Despite their shared common risk factors, AF, HF, and LVDD subtypes exacerbate one another and create a vicious triad of AF, HF, and LVDD, developing into ADHF. Thus, it is important to break this vicious cycle using non-invasive and/or invasive strategies. Performing an urgent CA of AF for ADHF may be a challenging strategy, which has not been well established. However, urgent CA using mechanical haemodynamic support, including IABP, might be an effective and feasible strategy in patients with medically intractable, severe ADHF associated with LVDD and drug-refractory AF as in the present case. Haemodynamically unstable patients, as in the present case, require prompt and careful monitoring of their clinical condition. Thus, it may also be important to consider the appropriate timing for providing optimal treatment in these patients.
心房颤动(AF)与心力衰竭(HF)常并存,且AF会加重HF。AF导管消融术(CA)已被证明是治疗合并AF的HF患者的既定疗法。通常,AF的CA是一种择期手术。

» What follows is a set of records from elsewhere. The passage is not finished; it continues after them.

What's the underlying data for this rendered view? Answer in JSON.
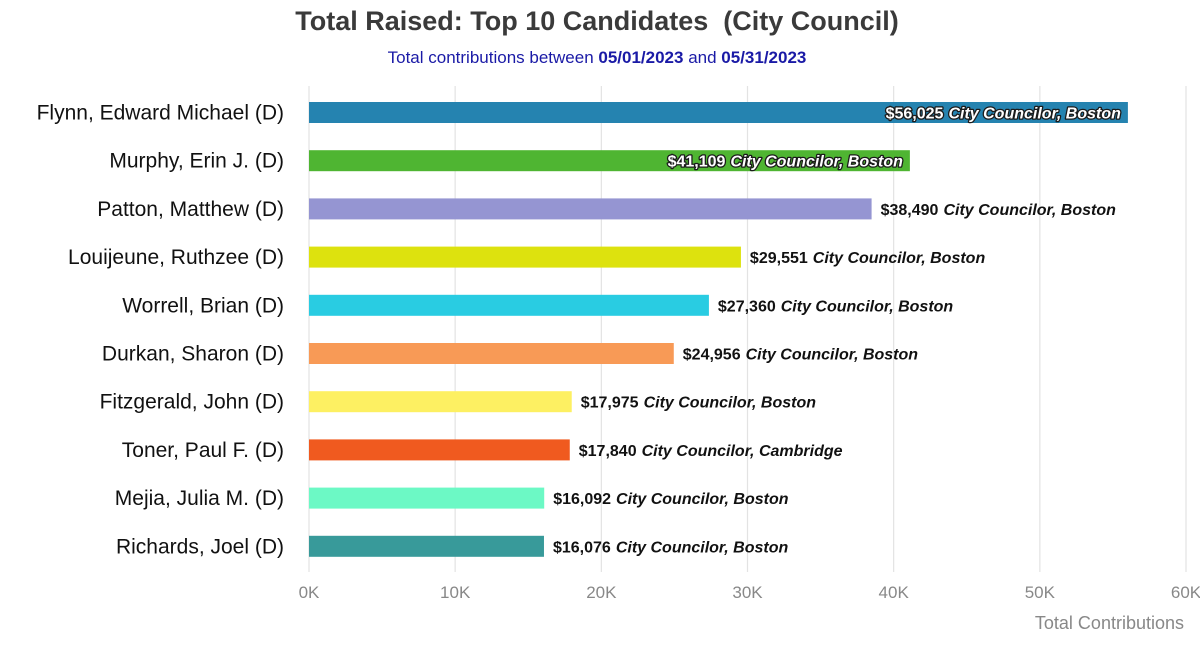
{
  "chart_data": {
    "type": "bar",
    "orientation": "horizontal",
    "title": "Total Raised: Top 10 Candidates  (City Council)",
    "subtitle": {
      "prefix": "Total contributions between ",
      "start_date": "05/01/2023",
      "middle": " and ",
      "end_date": "05/31/2023"
    },
    "xlabel": "Total Contributions",
    "ylabel": "",
    "xlim": [
      0,
      60000
    ],
    "xticks": [
      0,
      10000,
      20000,
      30000,
      40000,
      50000,
      60000
    ],
    "xtick_labels": [
      "0K",
      "10K",
      "20K",
      "30K",
      "40K",
      "50K",
      "60K"
    ],
    "grid": true,
    "categories": [
      "Flynn, Edward Michael (D)",
      "Murphy, Erin J. (D)",
      "Patton, Matthew (D)",
      "Louijeune, Ruthzee (D)",
      "Worrell, Brian (D)",
      "Durkan, Sharon (D)",
      "Fitzgerald, John (D)",
      "Toner, Paul F. (D)",
      "Mejia, Julia M. (D)",
      "Richards, Joel (D)"
    ],
    "values": [
      56025,
      41109,
      38490,
      29551,
      27360,
      24956,
      17975,
      17840,
      16092,
      16076
    ],
    "amount_labels": [
      "$56,025",
      "$41,109",
      "$38,490",
      "$29,551",
      "$27,360",
      "$24,956",
      "$17,975",
      "$17,840",
      "$16,092",
      "$16,076"
    ],
    "roles": [
      "City Councilor, Boston",
      "City Councilor, Boston",
      "City Councilor, Boston",
      "City Councilor, Boston",
      "City Councilor, Boston",
      "City Councilor, Boston",
      "City Councilor, Boston",
      "City Councilor, Cambridge",
      "City Councilor, Boston",
      "City Councilor, Boston"
    ],
    "label_inside": [
      true,
      true,
      false,
      false,
      false,
      false,
      false,
      false,
      false,
      false
    ],
    "colors": [
      "#2583b0",
      "#4fb532",
      "#9595d2",
      "#dde20e",
      "#29cce2",
      "#f89a56",
      "#fdf062",
      "#f05a1f",
      "#6cf9c5",
      "#389a9a"
    ]
  }
}
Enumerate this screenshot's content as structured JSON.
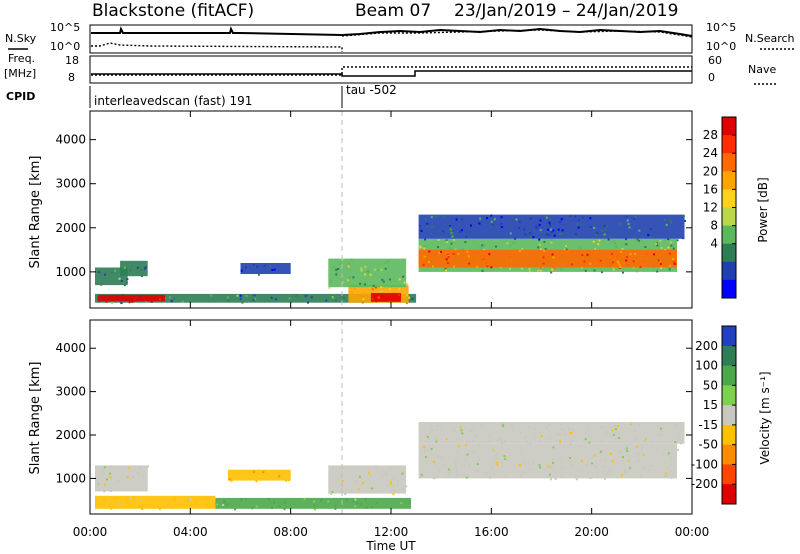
{
  "header": {
    "station": "Blackstone (fitACF)",
    "beam": "Beam 07",
    "date_range": "23/Jan/2019 – 24/Jan/2019"
  },
  "top_panels": {
    "nsky_label": "N.Sky",
    "nsky_ticks": [
      "10^5",
      "10^0"
    ],
    "nsearch_label": "N.Search",
    "nsearch_ticks": [
      "10^5",
      "10^0"
    ],
    "freq_label": "Freq.",
    "freq_unit": "[MHz]",
    "freq_ticks": [
      "18",
      "8"
    ],
    "nave_label": "Nave",
    "nave_ticks": [
      "60",
      "0"
    ],
    "cpid_label": "CPID",
    "cpid_1": "interleavedscan (fast) 191",
    "cpid_2": "tau -502"
  },
  "colorbars": {
    "power": {
      "label": "Power [dB]",
      "ticks": [
        "28",
        "24",
        "20",
        "16",
        "12",
        "8",
        "4"
      ],
      "colors": [
        "#0000ff",
        "#2040b0",
        "#2e7d55",
        "#5cb85c",
        "#b8d84a",
        "#ffd21a",
        "#ffa500",
        "#ff6a00",
        "#ff2a00",
        "#e00000"
      ]
    },
    "velocity": {
      "label": "Velocity [m s⁻¹]",
      "ticks": [
        "200",
        "100",
        "50",
        "15",
        "-15",
        "-50",
        "-100",
        "-200"
      ],
      "colors": [
        "#2040c0",
        "#2e7d55",
        "#4aa84a",
        "#7ed04f",
        "#c8c8c0",
        "#ffc000",
        "#ff8c00",
        "#ff4500",
        "#e00000"
      ]
    }
  },
  "chart_data": [
    {
      "type": "heatmap",
      "title": "Power",
      "xlabel": "",
      "ylabel": "Slant Range [km]",
      "x_ticks": [
        "00:00",
        "04:00",
        "08:00",
        "12:00",
        "16:00",
        "20:00",
        "00:00"
      ],
      "y_ticks": [
        1000,
        2000,
        3000,
        4000
      ],
      "xlim": [
        0,
        24
      ],
      "ylim": [
        180,
        4650
      ],
      "colorbar": "Power [dB]",
      "regions": [
        {
          "t0": 0.2,
          "t1": 13.0,
          "r0": 300,
          "r1": 500,
          "value": 8
        },
        {
          "t0": 0.3,
          "t1": 3.0,
          "r0": 330,
          "r1": 480,
          "value": 28
        },
        {
          "t0": 10.3,
          "t1": 12.7,
          "r0": 300,
          "r1": 700,
          "value": 20
        },
        {
          "t0": 11.2,
          "t1": 12.4,
          "r0": 320,
          "r1": 520,
          "value": 28
        },
        {
          "t0": 0.2,
          "t1": 1.5,
          "r0": 700,
          "r1": 1100,
          "value": 8
        },
        {
          "t0": 1.2,
          "t1": 2.3,
          "r0": 900,
          "r1": 1250,
          "value": 8
        },
        {
          "t0": 6.0,
          "t1": 8.0,
          "r0": 950,
          "r1": 1200,
          "value": 6
        },
        {
          "t0": 9.5,
          "t1": 12.6,
          "r0": 650,
          "r1": 1300,
          "value": 12
        },
        {
          "t0": 13.1,
          "t1": 23.4,
          "r0": 1000,
          "r1": 1750,
          "value": 12
        },
        {
          "t0": 13.1,
          "t1": 23.4,
          "r0": 1100,
          "r1": 1500,
          "value": 24
        },
        {
          "t0": 13.1,
          "t1": 23.7,
          "r0": 1750,
          "r1": 2300,
          "value": 6
        }
      ]
    },
    {
      "type": "heatmap",
      "title": "Velocity",
      "xlabel": "Time UT",
      "ylabel": "Slant Range [km]",
      "x_ticks": [
        "00:00",
        "04:00",
        "08:00",
        "12:00",
        "16:00",
        "20:00",
        "00:00"
      ],
      "y_ticks": [
        1000,
        2000,
        3000,
        4000
      ],
      "xlim": [
        0,
        24
      ],
      "ylim": [
        180,
        4650
      ],
      "colorbar": "Velocity [m s⁻¹]",
      "regions": [
        {
          "t0": 0.2,
          "t1": 5.0,
          "r0": 300,
          "r1": 600,
          "value": -30
        },
        {
          "t0": 5.0,
          "t1": 12.8,
          "r0": 300,
          "r1": 550,
          "value": 30
        },
        {
          "t0": 0.2,
          "t1": 2.3,
          "r0": 700,
          "r1": 1300,
          "value": 0
        },
        {
          "t0": 9.5,
          "t1": 12.6,
          "r0": 650,
          "r1": 1300,
          "value": 0
        },
        {
          "t0": 5.5,
          "t1": 8.0,
          "r0": 950,
          "r1": 1200,
          "value": -40
        },
        {
          "t0": 13.1,
          "t1": 23.4,
          "r0": 1000,
          "r1": 1800,
          "value": 0
        },
        {
          "t0": 13.1,
          "t1": 23.7,
          "r0": 1800,
          "r1": 2300,
          "value": 0
        }
      ]
    }
  ]
}
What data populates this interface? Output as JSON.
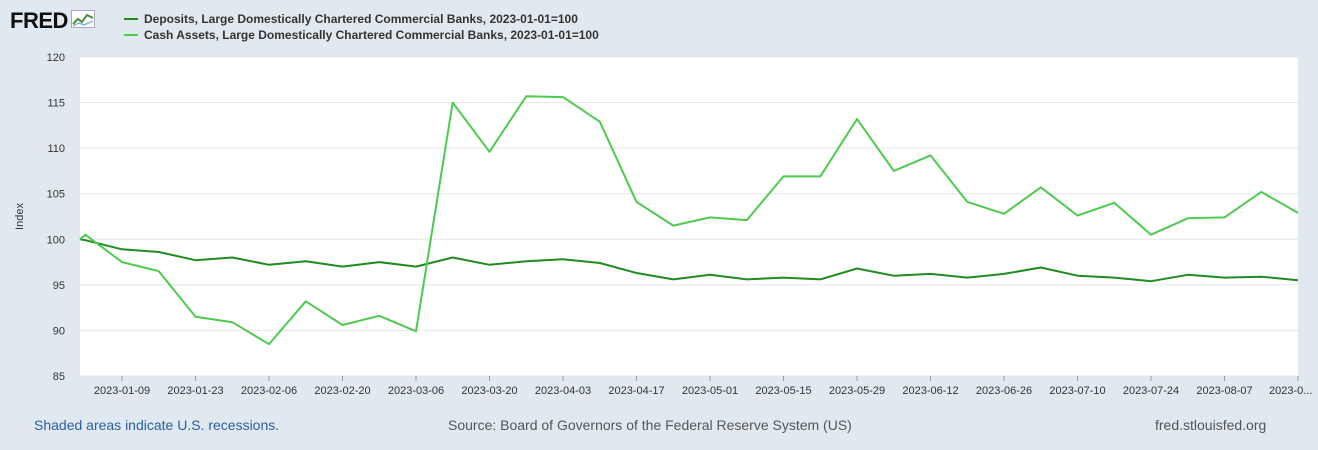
{
  "brand": {
    "name": "FRED",
    "icon": "fred-chart-icon"
  },
  "footer": {
    "recession_note": "Shaded areas indicate U.S. recessions.",
    "source": "Source: Board of Governors of the Federal Reserve System (US)",
    "site": "fred.stlouisfed.org"
  },
  "chart_data": {
    "type": "line",
    "title": "",
    "xlabel": "",
    "ylabel": "Index",
    "ylim": [
      85,
      120
    ],
    "yticks": [
      85,
      90,
      95,
      100,
      105,
      110,
      115,
      120
    ],
    "xtick_labels": [
      "2023-01-09",
      "2023-01-23",
      "2023-02-06",
      "2023-02-20",
      "2023-03-06",
      "2023-03-20",
      "2023-04-03",
      "2023-04-17",
      "2023-05-01",
      "2023-05-15",
      "2023-05-29",
      "2023-06-12",
      "2023-06-26",
      "2023-07-10",
      "2023-07-24",
      "2023-08-07",
      "2023-0..."
    ],
    "grid": true,
    "legend": "top-left",
    "x": [
      "2023-01-01",
      "2023-01-02",
      "2023-01-09",
      "2023-01-16",
      "2023-01-23",
      "2023-01-30",
      "2023-02-06",
      "2023-02-13",
      "2023-02-20",
      "2023-02-27",
      "2023-03-06",
      "2023-03-13",
      "2023-03-20",
      "2023-03-27",
      "2023-04-03",
      "2023-04-10",
      "2023-04-17",
      "2023-04-24",
      "2023-05-01",
      "2023-05-08",
      "2023-05-15",
      "2023-05-22",
      "2023-05-29",
      "2023-06-05",
      "2023-06-12",
      "2023-06-19",
      "2023-06-26",
      "2023-07-03",
      "2023-07-10",
      "2023-07-17",
      "2023-07-24",
      "2023-07-31",
      "2023-08-07",
      "2023-08-14",
      "2023-08-21"
    ],
    "series": [
      {
        "name": "Deposits, Large Domestically Chartered Commercial Banks, 2023-01-01=100",
        "color": "#1e8c1e",
        "values": [
          100.0,
          99.9,
          98.9,
          98.6,
          97.7,
          98.0,
          97.2,
          97.6,
          97.0,
          97.5,
          97.0,
          98.0,
          97.2,
          97.6,
          97.8,
          97.4,
          96.3,
          95.6,
          96.1,
          95.6,
          95.8,
          95.6,
          96.8,
          96.0,
          96.2,
          95.8,
          96.2,
          96.9,
          96.0,
          95.8,
          95.4,
          96.1,
          95.8,
          95.9,
          95.5
        ]
      },
      {
        "name": "Cash Assets, Large Domestically Chartered Commercial Banks, 2023-01-01=100",
        "color": "#4ecb4e",
        "values": [
          100.0,
          100.5,
          97.5,
          96.5,
          91.5,
          90.9,
          88.5,
          93.2,
          90.6,
          91.6,
          89.9,
          115.0,
          109.6,
          115.7,
          115.6,
          112.9,
          104.1,
          101.5,
          102.4,
          102.1,
          106.9,
          106.9,
          113.2,
          107.5,
          109.2,
          104.1,
          102.8,
          105.7,
          102.6,
          104.0,
          100.5,
          102.3,
          102.4,
          105.2,
          102.9
        ]
      }
    ]
  }
}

我们报告一名68岁男性患者,主要症状为心悸、全身不适和食欲减退,与药物难治性AF和左心室(LV)舒张功能障碍(DD)导致的急性失代偿性HF(ADHF)有关。他在主动脉内球囊反搏(IABP)的机械支持下接受了AF的紧急CA治疗,这显著改善了他的血流动力学状态和临床结局。
尽管AF、HF和LVDD亚型有共同的危险因素,但它们会相互加重,形成AF、HF和LVDD的恶性循环,发展为ADHF。因此,使用非侵入性和/或侵入性策略打破这一恶性循环很重要。对ADHF进行AF紧急CA可能是一项具有挑战性的策略,尚未得到充分确立。然而,如本例所示,使用包括IABP在内的机械血流动力学支持进行紧急CA可能是治疗合并LVDD和药物难治性AF的药物难治性严重ADHF患者的有效且可行的策略。像本例这样血流动力学不稳定的患者需要对其临床状况进行及时、仔细的监测。因此,考虑在这些患者中提供最佳治疗的合适时机也可能很重要。